One planet.One blood.
IS it empire yet?
the two things for which britian is famous for or rather lives off on exports are the scottish whiskey and scottish north sea oil. and ofocurse scottish education which is years ahead of enlgish parochial education.
the english calling others racist is like pot calling wool black?
well done craig and I do hope scotland seperates from england very soon adn kick out parasitical english(or rather anglosaxon parasites-the real [pirates from low lands of holland who arrived this shore as pirates in 450 ad) from its affairs.
*John D. Monkey:
Why did the English feel they had to change it from the MCC?

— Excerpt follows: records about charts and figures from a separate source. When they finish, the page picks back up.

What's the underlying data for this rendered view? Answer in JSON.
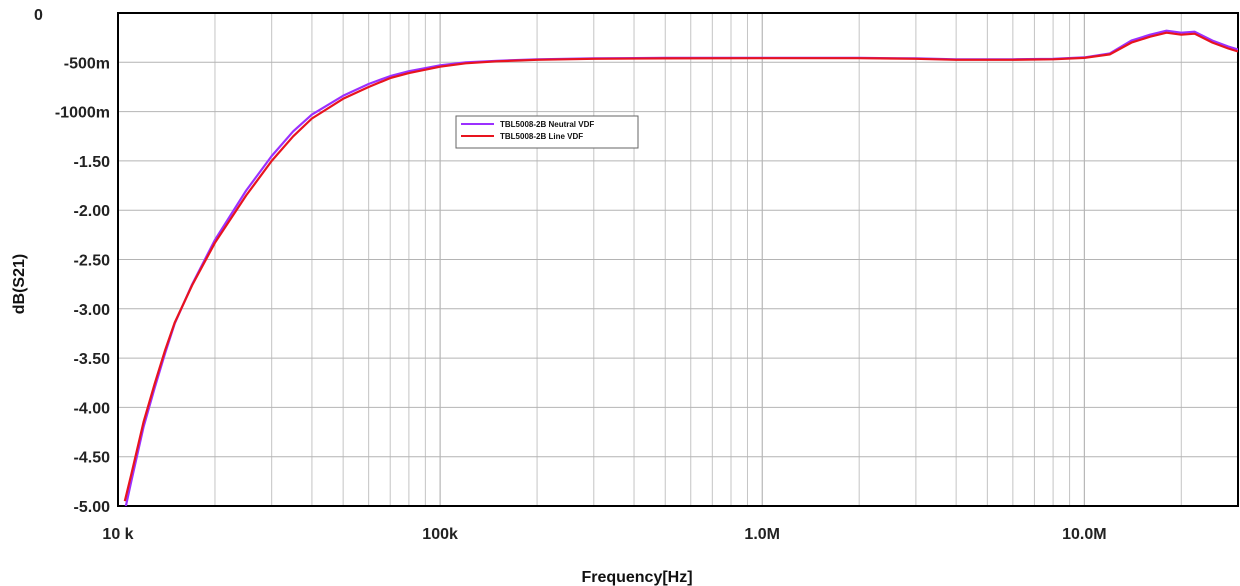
{
  "chart_data": {
    "type": "line",
    "xlabel": "Frequency[Hz]",
    "ylabel": "dB(S21)",
    "xscale": "log",
    "xlim": [
      10000,
      30000000
    ],
    "ylim": [
      -5.0,
      0
    ],
    "grid": true,
    "legend_position": "upper-left-inside",
    "x_ticks": [
      {
        "value": 10000,
        "label": "10 k"
      },
      {
        "value": 100000,
        "label": "100k"
      },
      {
        "value": 1000000,
        "label": "1.0M"
      },
      {
        "value": 10000000,
        "label": "10.0M"
      }
    ],
    "y_ticks": [
      {
        "value": 0,
        "label": "0"
      },
      {
        "value": -0.5,
        "label": "-500m"
      },
      {
        "value": -1.0,
        "label": "-1000m"
      },
      {
        "value": -1.5,
        "label": "-1.50"
      },
      {
        "value": -2.0,
        "label": "-2.00"
      },
      {
        "value": -2.5,
        "label": "-2.50"
      },
      {
        "value": -3.0,
        "label": "-3.00"
      },
      {
        "value": -3.5,
        "label": "-3.50"
      },
      {
        "value": -4.0,
        "label": "-4.00"
      },
      {
        "value": -4.5,
        "label": "-4.50"
      },
      {
        "value": -5.0,
        "label": "-5.00"
      }
    ],
    "series": [
      {
        "name": "TBL5008-2B Neutral VDF",
        "color": "#9b30ff",
        "points": [
          [
            10500,
            -5.05
          ],
          [
            11000,
            -4.75
          ],
          [
            12000,
            -4.2
          ],
          [
            13000,
            -3.8
          ],
          [
            14000,
            -3.45
          ],
          [
            15000,
            -3.15
          ],
          [
            17000,
            -2.75
          ],
          [
            20000,
            -2.3
          ],
          [
            25000,
            -1.8
          ],
          [
            30000,
            -1.45
          ],
          [
            35000,
            -1.2
          ],
          [
            40000,
            -1.03
          ],
          [
            50000,
            -0.84
          ],
          [
            60000,
            -0.72
          ],
          [
            70000,
            -0.64
          ],
          [
            80000,
            -0.59
          ],
          [
            100000,
            -0.53
          ],
          [
            120000,
            -0.5
          ],
          [
            150000,
            -0.485
          ],
          [
            200000,
            -0.47
          ],
          [
            300000,
            -0.46
          ],
          [
            500000,
            -0.455
          ],
          [
            1000000,
            -0.455
          ],
          [
            2000000,
            -0.455
          ],
          [
            3000000,
            -0.46
          ],
          [
            4000000,
            -0.47
          ],
          [
            5000000,
            -0.47
          ],
          [
            6000000,
            -0.47
          ],
          [
            8000000,
            -0.465
          ],
          [
            10000000,
            -0.45
          ],
          [
            12000000,
            -0.41
          ],
          [
            14000000,
            -0.28
          ],
          [
            16000000,
            -0.22
          ],
          [
            18000000,
            -0.18
          ],
          [
            20000000,
            -0.2
          ],
          [
            22000000,
            -0.19
          ],
          [
            25000000,
            -0.28
          ],
          [
            28000000,
            -0.34
          ],
          [
            30000000,
            -0.37
          ]
        ]
      },
      {
        "name": "TBL5008-2B Line VDF",
        "color": "#e8141e",
        "points": [
          [
            10500,
            -4.95
          ],
          [
            11000,
            -4.68
          ],
          [
            12000,
            -4.15
          ],
          [
            13000,
            -3.76
          ],
          [
            14000,
            -3.42
          ],
          [
            15000,
            -3.14
          ],
          [
            17000,
            -2.76
          ],
          [
            20000,
            -2.33
          ],
          [
            25000,
            -1.85
          ],
          [
            30000,
            -1.5
          ],
          [
            35000,
            -1.25
          ],
          [
            40000,
            -1.07
          ],
          [
            50000,
            -0.87
          ],
          [
            60000,
            -0.75
          ],
          [
            70000,
            -0.66
          ],
          [
            80000,
            -0.61
          ],
          [
            100000,
            -0.545
          ],
          [
            120000,
            -0.51
          ],
          [
            150000,
            -0.49
          ],
          [
            200000,
            -0.475
          ],
          [
            300000,
            -0.465
          ],
          [
            500000,
            -0.46
          ],
          [
            1000000,
            -0.458
          ],
          [
            2000000,
            -0.458
          ],
          [
            3000000,
            -0.465
          ],
          [
            4000000,
            -0.475
          ],
          [
            5000000,
            -0.475
          ],
          [
            6000000,
            -0.475
          ],
          [
            8000000,
            -0.47
          ],
          [
            10000000,
            -0.455
          ],
          [
            12000000,
            -0.42
          ],
          [
            14000000,
            -0.3
          ],
          [
            16000000,
            -0.24
          ],
          [
            18000000,
            -0.2
          ],
          [
            20000000,
            -0.22
          ],
          [
            22000000,
            -0.21
          ],
          [
            25000000,
            -0.3
          ],
          [
            28000000,
            -0.36
          ],
          [
            30000000,
            -0.39
          ]
        ]
      }
    ]
  }
}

Cricket is also played in Scotland.
The British and Irish Lions mange well enough with a mouthful name.
* MerkinOnParis:
As you know, but for the benefit of the others, the CalMac Ferry from Oban to Colonsay runs once a week.
@ Jon,
It’s only banter mate. Or thats what YOU used to cal it.
David
It’s very complicated and I’m no expert but MCC was never the same as the England cricket team.
MCC is a private members club which inter alia used to govern the laws of the game until the International Cricket Council was set up in the 1990s to reflect the increasingly international nature of the game. MCC did organise the England cricket team until the Test and County Cricket Board was set up in the late 1960s, although I think Tests were always played as England (some cricket expert might correct me on that!). Other tour matches were under the MCC banner until the 1990s, when the ECB was established.
More recently, Scotland now have its own international cricket team (who play in World Cups etc. but not at Test level as they aren’t good enough) but Wales does not, although a team representing Wales apart from Glamorgan play in the Minor Counties Championship.
Many Scots have of course played for England (Mike Denness was England Test captain).
Never though we’d be discussing the intricacies of the organisation of international cricket on Craig’s blog!!!!